1. What are peoples experience with these twist and set style flanges? Are they reliable solutions for a long term installation?

2. Should I expect the 2" throat diameter to clog frequently?

The floor elevation will require the toilet to be shimmed. I had mentioned to the handyman doing the install that plastering the toilet may be a better option than shimming. This is to avoid a heavy caulk bead around the toilet. What is the proper method for plastering a toilet? A brief order of the installation sequence is all I really need to know. BTW...what is the overall feeling about this method.

Thanks in advance.

04-16-2007, 07:44 PM
I don't think you'll get a good seal with the lead riser. It could probably be repaired, but you'd be better off tearing it out and replacing it back to the nearest (probably) cast iron fitting if you have access to it from underneath. I think you'll have problems. If I understand the twist and set fittings (and I may not), it basically wedges itself in the pipe. This might be okay with cast iron, but the lead is soft. Isn't going to be able to compress properly, it will just bend or flare it out.

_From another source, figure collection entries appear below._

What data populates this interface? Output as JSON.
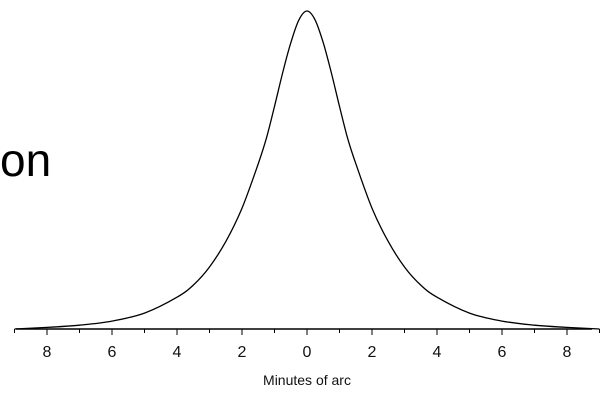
{
  "slide_text_fragment": "on",
  "chart_data": {
    "type": "line",
    "title": "",
    "xlabel": "Minutes of arc",
    "ylabel": "",
    "x_tick_labels": [
      {
        "value": -8,
        "label": "8"
      },
      {
        "value": -6,
        "label": "6"
      },
      {
        "value": -4,
        "label": "4"
      },
      {
        "value": -2,
        "label": "2"
      },
      {
        "value": 0,
        "label": "0"
      },
      {
        "value": 2,
        "label": "2"
      },
      {
        "value": 4,
        "label": "4"
      },
      {
        "value": 6,
        "label": "6"
      },
      {
        "value": 8,
        "label": "8"
      }
    ],
    "xlim": [
      -9,
      9
    ],
    "ylim": [
      0,
      1
    ],
    "grid": false,
    "series": [
      {
        "color": "#000000",
        "x": [
          -9,
          -8,
          -7,
          -6,
          -5,
          -4,
          -3.5,
          -3,
          -2.5,
          -2,
          -1.5,
          -1.25,
          -1,
          -0.75,
          -0.5,
          -0.25,
          0,
          0.25,
          0.5,
          0.75,
          1,
          1.25,
          1.5,
          2,
          2.5,
          3,
          3.5,
          4,
          5,
          6,
          7,
          8,
          9
        ],
        "y": [
          0.0,
          0.005,
          0.012,
          0.025,
          0.05,
          0.1,
          0.138,
          0.195,
          0.275,
          0.38,
          0.52,
          0.6,
          0.7,
          0.805,
          0.9,
          0.972,
          1.0,
          0.972,
          0.9,
          0.805,
          0.7,
          0.6,
          0.52,
          0.38,
          0.275,
          0.195,
          0.138,
          0.1,
          0.05,
          0.025,
          0.012,
          0.005,
          0.0
        ]
      }
    ]
  }
}
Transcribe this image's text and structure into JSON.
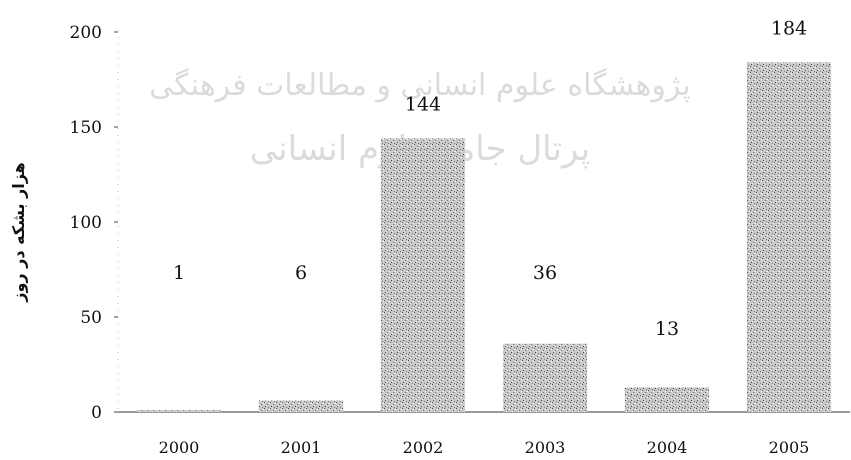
{
  "watermark": {
    "line1": "پژوهشگاه علوم انسانی و مطالعات فرهنگی",
    "line2": "پرتال جامع علوم انسانی"
  },
  "chart_data": {
    "type": "bar",
    "categories": [
      "2000",
      "2001",
      "2002",
      "2003",
      "2004",
      "2005"
    ],
    "values": [
      1,
      6,
      144,
      36,
      13,
      184
    ],
    "data_labels": [
      "1",
      "6",
      "144",
      "36",
      "13",
      "184"
    ],
    "ylabel": "هزار بشکه در روز",
    "xlabel": "",
    "title": "",
    "ylim": [
      0,
      200
    ],
    "yticks": [
      0,
      50,
      100,
      150,
      200
    ],
    "grid": false,
    "bar_color": "#9a9a9a"
  }
}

Many of the newer toilet use a larger trapway than the opening of those, too. It is never good to have a restriction in a line, and an inspector may not allow it.

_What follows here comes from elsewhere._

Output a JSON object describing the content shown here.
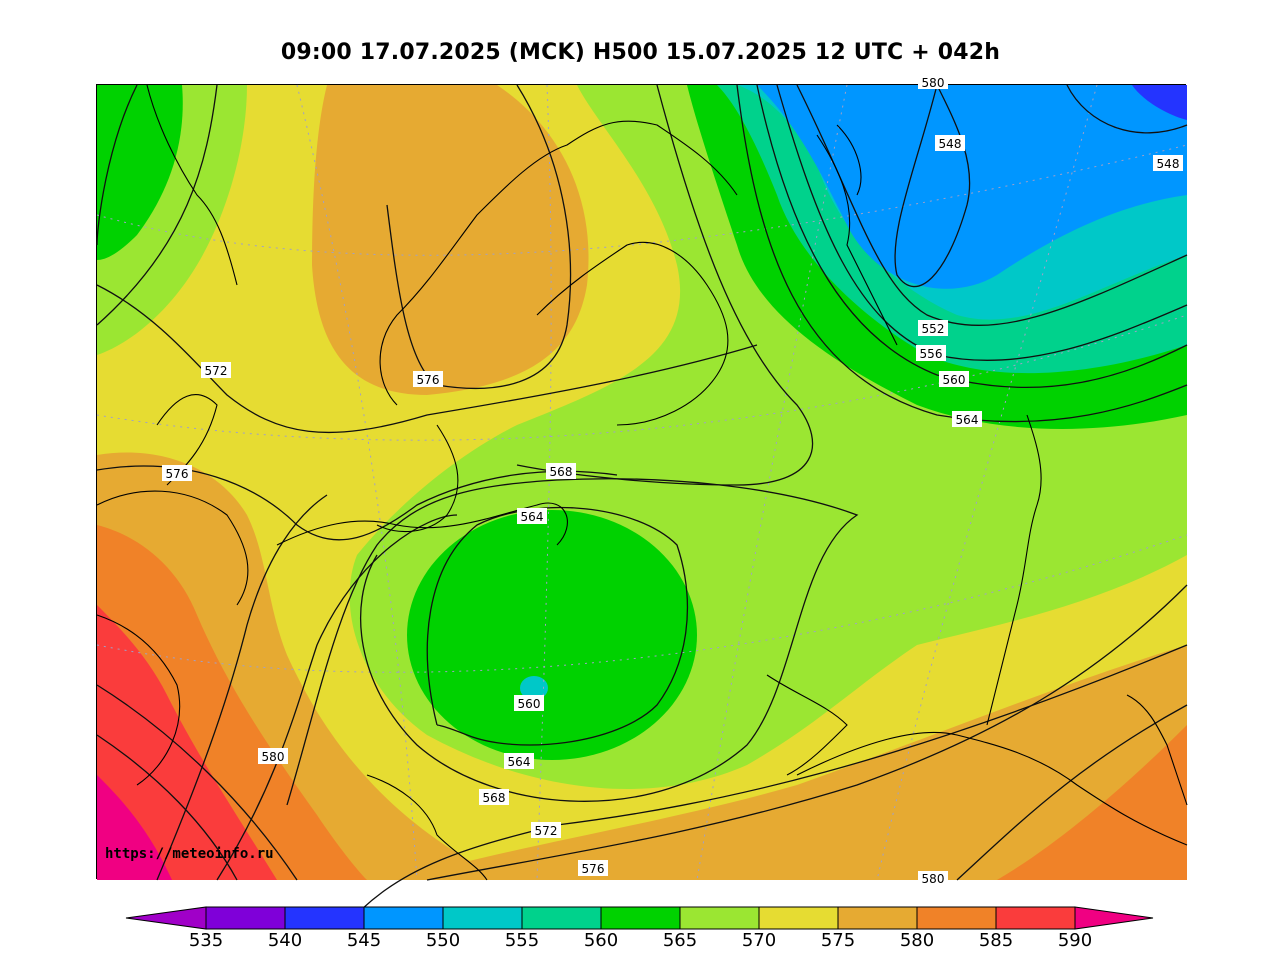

Grout might be stronger than plaster underneath the edges. Leave those thoughts to a pro, as I don't know. Gypsum based verses cement based - cement based is stronger. Now, do you need it, not sure.

Gary Swart
04-16-2007, 09:04 PM
We frequently hear the tales of woe brought about by using "handymen" to do what a professional should be hired to do. In fact, many places do not allow these non licensed (in plumbing) to do plumbing work. You are starting down a path that, if not done right, could end up causing you much misery and cost you twice what a qualified plumber would in the first place. I'm an avid DIYer, but even I know that there are somethings better left to the professionals.

04-17-2007, 04:03 AM
How far down does the lead riser extend, and what does it go into? If not too deep, you may have a hub that an extra long flange could slip right into, after removing the lead riser.